Jean-Pierre: Quand Exelvision a lancé la commercialisation de l'EXL100, Jacques Palpacuer a fourni aux commerciaux un prototype qui servirait aux démonstrations. L'appareil n'était pas totalement finalisé, la carte mère était logée dans un boitier en plastique plus ou moins réussie. La coque finale de l'EXL100, que nous connaissons tous, n'était pas encore réalisée.
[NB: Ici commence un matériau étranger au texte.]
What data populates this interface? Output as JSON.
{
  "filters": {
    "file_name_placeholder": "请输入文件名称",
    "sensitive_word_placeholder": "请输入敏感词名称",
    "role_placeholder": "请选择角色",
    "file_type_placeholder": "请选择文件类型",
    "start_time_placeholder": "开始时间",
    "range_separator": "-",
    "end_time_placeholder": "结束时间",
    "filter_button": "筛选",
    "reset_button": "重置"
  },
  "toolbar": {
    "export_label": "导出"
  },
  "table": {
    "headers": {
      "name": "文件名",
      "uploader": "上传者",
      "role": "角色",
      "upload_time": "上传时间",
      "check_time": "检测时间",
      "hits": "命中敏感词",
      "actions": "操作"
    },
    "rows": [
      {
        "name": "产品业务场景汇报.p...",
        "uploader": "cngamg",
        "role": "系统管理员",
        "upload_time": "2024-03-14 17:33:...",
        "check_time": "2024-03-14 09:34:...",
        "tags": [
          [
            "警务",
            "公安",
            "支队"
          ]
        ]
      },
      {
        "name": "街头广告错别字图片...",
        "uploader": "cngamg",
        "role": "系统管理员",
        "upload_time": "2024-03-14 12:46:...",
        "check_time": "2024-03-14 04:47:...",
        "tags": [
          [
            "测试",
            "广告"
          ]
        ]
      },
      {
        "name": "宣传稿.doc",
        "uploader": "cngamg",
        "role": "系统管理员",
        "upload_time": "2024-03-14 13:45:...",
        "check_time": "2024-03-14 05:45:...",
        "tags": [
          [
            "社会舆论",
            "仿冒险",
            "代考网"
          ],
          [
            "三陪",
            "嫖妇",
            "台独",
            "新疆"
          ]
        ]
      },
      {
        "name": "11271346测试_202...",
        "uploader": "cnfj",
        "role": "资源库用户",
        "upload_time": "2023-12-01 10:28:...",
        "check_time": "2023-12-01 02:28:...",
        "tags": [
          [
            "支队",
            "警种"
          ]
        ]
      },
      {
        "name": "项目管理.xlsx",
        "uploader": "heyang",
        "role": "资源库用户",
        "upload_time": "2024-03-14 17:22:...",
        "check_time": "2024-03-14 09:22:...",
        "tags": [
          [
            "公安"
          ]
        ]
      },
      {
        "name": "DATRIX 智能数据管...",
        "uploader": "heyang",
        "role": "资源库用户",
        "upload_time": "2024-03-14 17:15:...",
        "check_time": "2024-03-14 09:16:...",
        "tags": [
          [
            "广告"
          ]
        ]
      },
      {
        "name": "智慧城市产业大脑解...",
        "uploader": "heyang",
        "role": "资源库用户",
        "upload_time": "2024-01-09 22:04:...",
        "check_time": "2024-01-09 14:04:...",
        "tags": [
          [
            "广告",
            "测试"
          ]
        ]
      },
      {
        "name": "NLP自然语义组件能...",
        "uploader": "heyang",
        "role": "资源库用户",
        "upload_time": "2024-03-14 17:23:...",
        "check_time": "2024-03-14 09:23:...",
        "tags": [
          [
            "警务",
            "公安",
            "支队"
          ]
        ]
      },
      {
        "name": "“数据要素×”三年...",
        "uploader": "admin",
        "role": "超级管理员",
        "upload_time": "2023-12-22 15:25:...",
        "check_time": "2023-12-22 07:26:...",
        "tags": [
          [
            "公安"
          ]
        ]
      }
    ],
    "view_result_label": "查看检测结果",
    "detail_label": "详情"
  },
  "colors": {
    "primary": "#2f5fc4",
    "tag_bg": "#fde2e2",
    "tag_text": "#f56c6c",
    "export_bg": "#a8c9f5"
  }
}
J'avais quelques programmes de présentations dont Exelbasic, Wizord et Guppy. Mon objectif était de faire signer un maximum de commandes aux clients. Le lancement de la production en série de l'EXL 100 par la CGCT était conditionnée par nos résultats : Si nous n’atteignions pas nos objectifs, point de production. La pression était grande. Sur le terrain, tout était à faire car notre carnet de contacts était presque vide. Il faut dire que Bernard, Jean-Jacques et moi découvrions le secteur sur lequel nous évoluions, nous venions de la CGCT. Avant les années 80, la CGCT produisait d'énormes centraux téléphoniques qui nécessitaient l'activité d'environs 3000 personnes réparties sur quatre grosses usines. Quand l'électronique et l'informatique ont été abondamment installées dans les systèmes téléphoniques, ces centraux ont rapidement évolués et leur taille a considérablement été réduite, leur production exigeait bien moins de main-d'œuvre. La CGCT dû donc trouver une solution pour maintenir une activité au sein de toutes ses usines car certaines d'entre elles allaient finir par se retrouver sans rien avoir à produire. Elle eut l'idée de créer un pool d'ingénieurs commerciaux qui iraient chercher auprès d'autres entreprises des travaux de sous-traitance. Bernard, Jean-Jacques et moi avons été retenus pour ce pool parmi les 200 candidatures présentées en interne. Nous étions des dessinateurs projeteurs et on nous forma aux techniques commerciales. Ainsi, quand la CGCT avait vent d'un nouveau produit sur le marché elle dépêchait des commerciaux pour en obtenir la production. Exelvision est un cas à part, c'est elle qui s'est présentée à la CGCT pour faire produire son EXL100. Exelvision recherchait également des commerciaux et c'est alors que la CGCT nous présenta tous les trois à Jacques Palpacuer pour nous mettre à la disposition de la société au papillon.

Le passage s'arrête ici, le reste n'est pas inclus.